In particular we have

Equation 2

\begin{array}{lll} u(x)+v(x) &\overset{\prime}{\rightarrow}& u^\prime(x)+v^\prime(x)\\ a\cdot u(x) &\overset{\prime}{\rightarrow}& a\cdot u^\prime(x) \\ a\cdot u(x)+ b &\overset{\prime}{\rightarrow}& a \cdot u^\prime(x)\\ a\cdot u(x)+b\cdot v(x)+ c\cdot w(x) &\overset{\prime}{\rightarrow}& a\cdot u'(x)+b\cdot v'(x)+ c\cdot w'(x) \end{array}

The derivative of special weighted sums

Proof

$f(x)=u(x)+v(x) \rightarrow f'(x)=u'(x)+v'(x)$ (set $a=b=1$ )
$f(x)=a\cdot u(x) \rightarrow f'(x)=a\cdot u'(x)$ (set $b=0$ )
$f(x)=a\cdot u(x)+b = a\cdot u(x)+b\cdot 1= a\cdot u(x)+b = a\cdot u(x)+b\cdot x^0 \rightarrow f'(x)=a\cdot u'(x)+b\cdot 0\cdot x^{-1}=a\cdot u'(x)$
$f(x)=a\cdot u(x)+g(x)$ , where $g(x)=b\cdot v(x)+ c\cdot w(x)$ \rightarrow $f'(x)=a\cdot u'(x)+g'(x)=a\cdot u'(x)+b\cdot v'(x)+ c\cdot w'(x)$

Warning

The same law ist not correct for the multiplication of two functions. That is, if $f=u\cdot v$ , then in general it is $f^\prime \neq u^\prime \cdot v^\prime$ . See the problem below.

E.g. $u(x)=x^3$ and $v(x)=x^7$ , thus we have

f(x)=u(x)\cdot v(x)= x^3\cdot x^7=x^{10} \rightarrow f'(x)=10 x^9

But this is not

u'(x)\cdot v'(x) = 3x^2\cdot 7x^6 = 21x^{8}

So how can we determine the derivative if two functions are multiplied? There is a specific rule for this case, which we will learn about later. However, for the product of power functions it is straight forward.
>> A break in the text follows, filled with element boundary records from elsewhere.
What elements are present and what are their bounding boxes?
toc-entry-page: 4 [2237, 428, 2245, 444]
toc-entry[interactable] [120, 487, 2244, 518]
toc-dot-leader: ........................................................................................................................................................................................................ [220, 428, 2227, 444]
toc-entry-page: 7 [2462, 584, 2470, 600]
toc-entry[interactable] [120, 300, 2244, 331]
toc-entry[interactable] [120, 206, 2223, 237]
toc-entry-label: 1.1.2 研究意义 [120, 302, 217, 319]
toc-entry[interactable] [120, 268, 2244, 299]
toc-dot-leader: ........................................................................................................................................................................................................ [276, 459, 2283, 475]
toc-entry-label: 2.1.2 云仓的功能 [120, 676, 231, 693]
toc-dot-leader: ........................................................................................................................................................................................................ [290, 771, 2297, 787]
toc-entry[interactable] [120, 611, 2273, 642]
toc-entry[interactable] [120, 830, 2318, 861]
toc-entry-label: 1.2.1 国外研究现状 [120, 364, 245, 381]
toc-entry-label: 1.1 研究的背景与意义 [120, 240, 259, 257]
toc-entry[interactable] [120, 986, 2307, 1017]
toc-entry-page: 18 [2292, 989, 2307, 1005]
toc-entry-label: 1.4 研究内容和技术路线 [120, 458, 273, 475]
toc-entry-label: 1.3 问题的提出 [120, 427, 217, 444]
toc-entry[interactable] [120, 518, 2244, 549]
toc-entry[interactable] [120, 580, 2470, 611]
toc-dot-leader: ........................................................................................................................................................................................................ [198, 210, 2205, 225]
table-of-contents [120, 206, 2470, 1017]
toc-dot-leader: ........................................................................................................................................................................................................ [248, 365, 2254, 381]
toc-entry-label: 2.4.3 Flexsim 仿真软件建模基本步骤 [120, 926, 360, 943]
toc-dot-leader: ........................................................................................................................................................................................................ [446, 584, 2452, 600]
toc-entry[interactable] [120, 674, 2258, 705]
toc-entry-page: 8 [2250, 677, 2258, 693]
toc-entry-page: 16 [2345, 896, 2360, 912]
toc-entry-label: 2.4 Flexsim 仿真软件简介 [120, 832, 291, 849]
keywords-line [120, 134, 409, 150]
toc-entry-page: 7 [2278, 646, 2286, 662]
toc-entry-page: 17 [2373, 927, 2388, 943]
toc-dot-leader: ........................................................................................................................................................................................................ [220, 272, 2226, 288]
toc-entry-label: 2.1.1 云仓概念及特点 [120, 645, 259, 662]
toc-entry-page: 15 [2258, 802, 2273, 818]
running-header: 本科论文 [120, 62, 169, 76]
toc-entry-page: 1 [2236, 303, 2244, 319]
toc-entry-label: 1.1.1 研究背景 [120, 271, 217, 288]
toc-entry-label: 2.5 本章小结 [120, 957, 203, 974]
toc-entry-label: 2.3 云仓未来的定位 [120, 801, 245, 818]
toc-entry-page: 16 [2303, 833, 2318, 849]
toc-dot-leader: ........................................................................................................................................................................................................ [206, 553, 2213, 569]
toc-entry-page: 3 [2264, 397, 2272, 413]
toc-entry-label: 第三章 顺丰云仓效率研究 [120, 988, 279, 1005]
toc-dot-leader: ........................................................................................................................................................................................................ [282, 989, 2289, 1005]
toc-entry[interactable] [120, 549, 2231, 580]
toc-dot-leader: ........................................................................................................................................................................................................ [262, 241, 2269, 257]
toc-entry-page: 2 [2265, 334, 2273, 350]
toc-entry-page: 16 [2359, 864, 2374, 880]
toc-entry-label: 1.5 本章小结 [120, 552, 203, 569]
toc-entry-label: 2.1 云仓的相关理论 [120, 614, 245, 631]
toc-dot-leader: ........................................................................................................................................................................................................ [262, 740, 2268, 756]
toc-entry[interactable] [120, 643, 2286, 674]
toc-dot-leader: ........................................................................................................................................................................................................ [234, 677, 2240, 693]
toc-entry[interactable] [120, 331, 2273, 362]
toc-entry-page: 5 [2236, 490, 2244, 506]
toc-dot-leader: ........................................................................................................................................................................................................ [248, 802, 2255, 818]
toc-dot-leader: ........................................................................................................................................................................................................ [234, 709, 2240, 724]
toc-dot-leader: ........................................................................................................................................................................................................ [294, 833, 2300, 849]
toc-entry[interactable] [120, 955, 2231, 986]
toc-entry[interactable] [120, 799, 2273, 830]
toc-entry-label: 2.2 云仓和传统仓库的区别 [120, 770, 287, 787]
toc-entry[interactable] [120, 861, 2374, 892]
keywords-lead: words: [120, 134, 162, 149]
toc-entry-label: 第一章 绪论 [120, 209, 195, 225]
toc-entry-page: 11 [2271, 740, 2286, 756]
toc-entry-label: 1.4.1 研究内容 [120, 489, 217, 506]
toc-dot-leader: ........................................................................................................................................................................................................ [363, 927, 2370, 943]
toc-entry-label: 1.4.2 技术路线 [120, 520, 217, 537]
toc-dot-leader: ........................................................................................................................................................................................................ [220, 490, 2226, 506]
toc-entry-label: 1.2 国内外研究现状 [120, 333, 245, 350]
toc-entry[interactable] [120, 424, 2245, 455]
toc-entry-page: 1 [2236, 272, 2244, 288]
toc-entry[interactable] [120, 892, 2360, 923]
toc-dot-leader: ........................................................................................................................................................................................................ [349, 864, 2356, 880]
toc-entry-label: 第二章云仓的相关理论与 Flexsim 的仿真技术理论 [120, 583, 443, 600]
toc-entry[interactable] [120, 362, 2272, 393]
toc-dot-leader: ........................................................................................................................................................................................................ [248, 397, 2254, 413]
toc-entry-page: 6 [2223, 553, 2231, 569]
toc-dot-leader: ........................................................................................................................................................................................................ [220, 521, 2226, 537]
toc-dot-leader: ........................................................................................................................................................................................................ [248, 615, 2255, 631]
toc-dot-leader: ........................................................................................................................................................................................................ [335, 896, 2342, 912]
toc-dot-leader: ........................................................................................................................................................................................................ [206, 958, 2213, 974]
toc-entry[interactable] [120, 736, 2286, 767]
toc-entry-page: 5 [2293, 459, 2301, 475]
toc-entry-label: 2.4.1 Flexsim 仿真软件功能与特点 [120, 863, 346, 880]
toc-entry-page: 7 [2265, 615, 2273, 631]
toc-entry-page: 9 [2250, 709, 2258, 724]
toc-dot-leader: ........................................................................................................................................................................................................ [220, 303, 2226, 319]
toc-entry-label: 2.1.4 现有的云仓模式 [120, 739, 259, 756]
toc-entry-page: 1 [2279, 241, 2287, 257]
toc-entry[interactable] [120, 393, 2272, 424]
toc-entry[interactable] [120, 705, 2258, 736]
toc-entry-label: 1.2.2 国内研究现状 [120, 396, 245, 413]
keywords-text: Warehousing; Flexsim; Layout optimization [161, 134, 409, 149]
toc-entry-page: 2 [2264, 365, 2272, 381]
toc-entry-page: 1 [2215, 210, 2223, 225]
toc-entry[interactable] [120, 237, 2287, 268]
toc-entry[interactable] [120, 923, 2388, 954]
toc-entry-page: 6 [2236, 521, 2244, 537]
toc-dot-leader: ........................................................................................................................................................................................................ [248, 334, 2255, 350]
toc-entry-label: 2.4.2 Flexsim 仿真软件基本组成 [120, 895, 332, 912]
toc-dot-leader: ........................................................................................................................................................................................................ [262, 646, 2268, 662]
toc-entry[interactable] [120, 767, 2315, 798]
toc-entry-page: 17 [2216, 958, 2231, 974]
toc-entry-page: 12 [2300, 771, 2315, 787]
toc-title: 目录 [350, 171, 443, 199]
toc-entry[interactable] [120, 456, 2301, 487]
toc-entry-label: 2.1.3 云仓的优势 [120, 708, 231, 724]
See the example below.

Example 2

Determine the derivative of the function $f(x)=x^2\cdot \sqrt{x}$

Solution

$f(x)=x^2\cdot\sqrt{x}=x^2\cdot x^{1/2}=x^{2.5} \rightarrow f'(x)=2.5 x^{1.5}$

Again, to find $h'(x)$ we cannot simply multiply the derivative of $x^2$ with the derivative of $\sqrt{x}$ . A common mistake!